In closed container 52,54g of NaSO4 is allowed to react with 45g of CaCO3 in the presence of rough C . Determine the limiting the reactant
To determine the limiting reactant, we need to compare the moles of NaSO4 and CaCO3.
First, we need to calculate the molar mass of NaSO4 and CaCO3:
NaSO4: Na (22.99 g/mol) + S (32.07 g/mol) + 4O (16.00 g/mol) = 119.04 g/mol
CaCO3: Ca (40.08 g/mol) + C (12.01 g/mol) + 3O (16.00 g/mol) = 100.09 g/mol
Now we can calculate the moles of NaSO4 and CaCO3:
moles of NaSO4 = 52.54 g / 119.04 g/mol = 0.4411 mol
moles of CaCO3 = 45 g / 100.09 g/mol = 0.4497 mol
The limiting reactant is the one with the least number of moles. In this case, NaSO4 has the least number of moles (0.4411 mol) compared to CaCO3 (0.4497 mol). Therefore, NaSO4 is the limiting reactant.

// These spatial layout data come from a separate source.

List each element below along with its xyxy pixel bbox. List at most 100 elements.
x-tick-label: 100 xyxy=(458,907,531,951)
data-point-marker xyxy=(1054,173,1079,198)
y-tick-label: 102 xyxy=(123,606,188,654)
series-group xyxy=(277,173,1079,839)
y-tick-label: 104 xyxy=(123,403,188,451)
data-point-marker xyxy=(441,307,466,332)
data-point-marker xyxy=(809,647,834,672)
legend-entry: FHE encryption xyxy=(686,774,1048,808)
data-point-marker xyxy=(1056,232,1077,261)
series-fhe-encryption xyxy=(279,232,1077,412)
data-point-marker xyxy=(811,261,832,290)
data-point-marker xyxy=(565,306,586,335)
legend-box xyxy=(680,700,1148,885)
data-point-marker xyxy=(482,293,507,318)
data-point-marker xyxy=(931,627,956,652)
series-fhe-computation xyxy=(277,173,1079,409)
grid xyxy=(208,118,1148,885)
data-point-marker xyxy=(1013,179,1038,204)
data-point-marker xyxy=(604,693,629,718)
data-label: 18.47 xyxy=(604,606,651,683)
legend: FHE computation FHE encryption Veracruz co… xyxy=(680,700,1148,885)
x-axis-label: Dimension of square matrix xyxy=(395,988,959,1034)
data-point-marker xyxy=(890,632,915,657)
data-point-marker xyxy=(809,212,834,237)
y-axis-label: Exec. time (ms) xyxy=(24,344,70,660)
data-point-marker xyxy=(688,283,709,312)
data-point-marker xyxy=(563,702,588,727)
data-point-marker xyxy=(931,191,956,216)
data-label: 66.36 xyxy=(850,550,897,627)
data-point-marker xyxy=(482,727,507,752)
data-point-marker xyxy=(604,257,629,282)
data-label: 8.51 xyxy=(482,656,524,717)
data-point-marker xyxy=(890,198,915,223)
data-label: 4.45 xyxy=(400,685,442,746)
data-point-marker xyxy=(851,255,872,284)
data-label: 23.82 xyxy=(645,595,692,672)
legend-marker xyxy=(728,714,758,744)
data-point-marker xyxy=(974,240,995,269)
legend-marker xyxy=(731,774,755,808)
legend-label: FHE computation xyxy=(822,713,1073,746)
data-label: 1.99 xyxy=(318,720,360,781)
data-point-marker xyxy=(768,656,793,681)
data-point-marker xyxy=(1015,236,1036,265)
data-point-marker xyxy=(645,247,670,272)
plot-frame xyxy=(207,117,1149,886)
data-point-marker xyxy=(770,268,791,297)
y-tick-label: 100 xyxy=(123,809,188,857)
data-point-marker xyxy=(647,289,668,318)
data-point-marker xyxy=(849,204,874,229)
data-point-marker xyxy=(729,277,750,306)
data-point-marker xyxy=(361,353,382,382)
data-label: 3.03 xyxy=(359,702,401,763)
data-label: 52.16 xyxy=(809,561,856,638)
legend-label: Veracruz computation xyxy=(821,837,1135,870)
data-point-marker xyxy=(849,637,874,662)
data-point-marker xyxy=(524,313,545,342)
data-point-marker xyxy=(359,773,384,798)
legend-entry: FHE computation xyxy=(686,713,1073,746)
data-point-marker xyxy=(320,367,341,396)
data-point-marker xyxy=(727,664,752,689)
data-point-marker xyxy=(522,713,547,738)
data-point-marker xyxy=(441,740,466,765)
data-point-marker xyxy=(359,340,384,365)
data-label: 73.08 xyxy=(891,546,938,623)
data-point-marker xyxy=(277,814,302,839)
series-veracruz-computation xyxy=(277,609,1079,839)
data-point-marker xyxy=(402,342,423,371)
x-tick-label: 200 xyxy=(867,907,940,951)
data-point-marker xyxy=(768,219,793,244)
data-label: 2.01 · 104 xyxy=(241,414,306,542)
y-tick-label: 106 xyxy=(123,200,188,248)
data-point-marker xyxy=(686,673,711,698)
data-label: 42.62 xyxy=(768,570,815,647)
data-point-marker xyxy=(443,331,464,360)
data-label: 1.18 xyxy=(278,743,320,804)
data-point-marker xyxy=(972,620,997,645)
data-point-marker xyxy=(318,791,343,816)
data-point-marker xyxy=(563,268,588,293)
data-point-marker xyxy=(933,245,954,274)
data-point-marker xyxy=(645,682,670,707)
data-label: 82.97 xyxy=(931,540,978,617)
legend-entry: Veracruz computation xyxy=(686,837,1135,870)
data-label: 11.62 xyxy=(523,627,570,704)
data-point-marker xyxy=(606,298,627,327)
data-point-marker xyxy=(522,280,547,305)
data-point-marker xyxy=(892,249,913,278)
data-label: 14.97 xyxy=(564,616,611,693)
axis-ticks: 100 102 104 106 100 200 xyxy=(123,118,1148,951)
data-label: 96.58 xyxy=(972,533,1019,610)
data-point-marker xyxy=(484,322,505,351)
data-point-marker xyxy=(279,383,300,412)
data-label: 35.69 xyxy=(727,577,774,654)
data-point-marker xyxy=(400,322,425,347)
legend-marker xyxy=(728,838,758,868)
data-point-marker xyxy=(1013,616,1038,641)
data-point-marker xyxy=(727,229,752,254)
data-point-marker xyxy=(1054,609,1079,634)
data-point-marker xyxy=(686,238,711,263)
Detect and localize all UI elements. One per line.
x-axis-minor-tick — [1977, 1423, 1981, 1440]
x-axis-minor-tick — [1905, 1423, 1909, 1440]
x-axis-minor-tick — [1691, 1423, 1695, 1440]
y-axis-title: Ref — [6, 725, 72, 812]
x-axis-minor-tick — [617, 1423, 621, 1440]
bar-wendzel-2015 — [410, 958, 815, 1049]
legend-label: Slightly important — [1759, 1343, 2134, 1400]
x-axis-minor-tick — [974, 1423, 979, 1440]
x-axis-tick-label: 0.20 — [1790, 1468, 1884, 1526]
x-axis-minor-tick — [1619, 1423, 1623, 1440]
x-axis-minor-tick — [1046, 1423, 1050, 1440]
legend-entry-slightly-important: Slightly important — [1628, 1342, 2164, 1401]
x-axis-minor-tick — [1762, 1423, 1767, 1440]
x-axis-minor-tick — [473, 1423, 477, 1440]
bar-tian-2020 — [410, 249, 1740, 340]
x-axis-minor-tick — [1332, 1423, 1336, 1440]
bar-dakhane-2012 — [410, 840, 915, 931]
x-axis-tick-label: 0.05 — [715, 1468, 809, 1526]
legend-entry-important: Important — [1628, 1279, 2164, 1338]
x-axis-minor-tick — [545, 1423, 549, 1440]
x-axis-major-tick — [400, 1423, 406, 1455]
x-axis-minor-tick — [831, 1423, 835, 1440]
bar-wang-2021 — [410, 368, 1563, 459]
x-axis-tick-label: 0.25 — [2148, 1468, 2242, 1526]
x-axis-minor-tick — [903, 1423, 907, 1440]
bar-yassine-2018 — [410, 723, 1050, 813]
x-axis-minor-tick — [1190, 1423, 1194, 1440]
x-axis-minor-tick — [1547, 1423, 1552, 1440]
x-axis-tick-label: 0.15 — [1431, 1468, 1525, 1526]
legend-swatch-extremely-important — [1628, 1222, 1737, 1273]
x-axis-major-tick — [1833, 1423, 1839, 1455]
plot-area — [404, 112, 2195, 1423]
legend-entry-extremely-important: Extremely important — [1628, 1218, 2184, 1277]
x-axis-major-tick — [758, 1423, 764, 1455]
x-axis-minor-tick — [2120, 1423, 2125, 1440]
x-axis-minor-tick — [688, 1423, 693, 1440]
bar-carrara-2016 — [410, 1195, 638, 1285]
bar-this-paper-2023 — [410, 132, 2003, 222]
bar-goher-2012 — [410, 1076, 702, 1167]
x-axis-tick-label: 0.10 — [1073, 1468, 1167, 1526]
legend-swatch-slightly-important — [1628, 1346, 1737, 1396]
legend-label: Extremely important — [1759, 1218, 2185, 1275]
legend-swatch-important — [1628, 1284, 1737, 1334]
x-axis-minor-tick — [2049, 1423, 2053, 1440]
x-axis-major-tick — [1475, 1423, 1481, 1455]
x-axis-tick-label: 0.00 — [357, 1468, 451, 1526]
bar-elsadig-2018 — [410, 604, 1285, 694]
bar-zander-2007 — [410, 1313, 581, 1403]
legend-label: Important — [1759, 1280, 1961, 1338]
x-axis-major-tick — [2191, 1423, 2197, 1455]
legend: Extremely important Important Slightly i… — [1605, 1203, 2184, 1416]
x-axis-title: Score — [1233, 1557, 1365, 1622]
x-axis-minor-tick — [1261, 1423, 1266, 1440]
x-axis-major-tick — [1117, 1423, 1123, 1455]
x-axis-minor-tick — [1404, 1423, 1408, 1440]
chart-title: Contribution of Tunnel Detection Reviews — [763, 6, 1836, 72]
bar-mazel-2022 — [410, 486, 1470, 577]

To determine the limiting reactant, we need to compare the number of moles of each reactant.
Step 1: Convert the mass of each reactant to moles using their respective molar masses.
Molar mass of NaSO4 = 22.99 g/mol (Na) + 32.07 g/mol (S) + (4 * 16.00 g/mol) (O)
= 98.09 g/mol
Molar mass of CaCO3 = 40.08 g/mol (Ca) + 12.01 g/mol (C) + (3 * 16.00 g/mol) (O)
= 100.09 g/mol
Moles of NaSO4 = mass / molar mass
= 52.54 g / 98.09 g/mol
≈ 0.535 mol
Moles of CaCO3 = mass / molar mass
= 45 g / 100.09 g/mol
≈ 0.449 mol
Step 2: Divide the number of moles of each reactant by their respective stoichiometric coefficient in the balanced chemical equation.
The balanced chemical equation for the reaction is:
Na2SO4 + CaCO3 -> Na2CO3 + CaSO4
From the balanced equation, we can see that the stoichiometric coefficients are 1:1 for Na2SO4 and CaCO3.
Moles of NaSO4 / stoichiometric coefficient = 0.535 mol / 1 = 0.535 mol
Moles of CaCO3 / stoichiometric coefficient = 0.449 mol / 1 = 0.449 mol
Step 3: Compare the calculated values from step 2.
Based on the comparison, we can see that the limiting reactant is CaCO3 because it produces fewer moles of product compared to Na2SO4.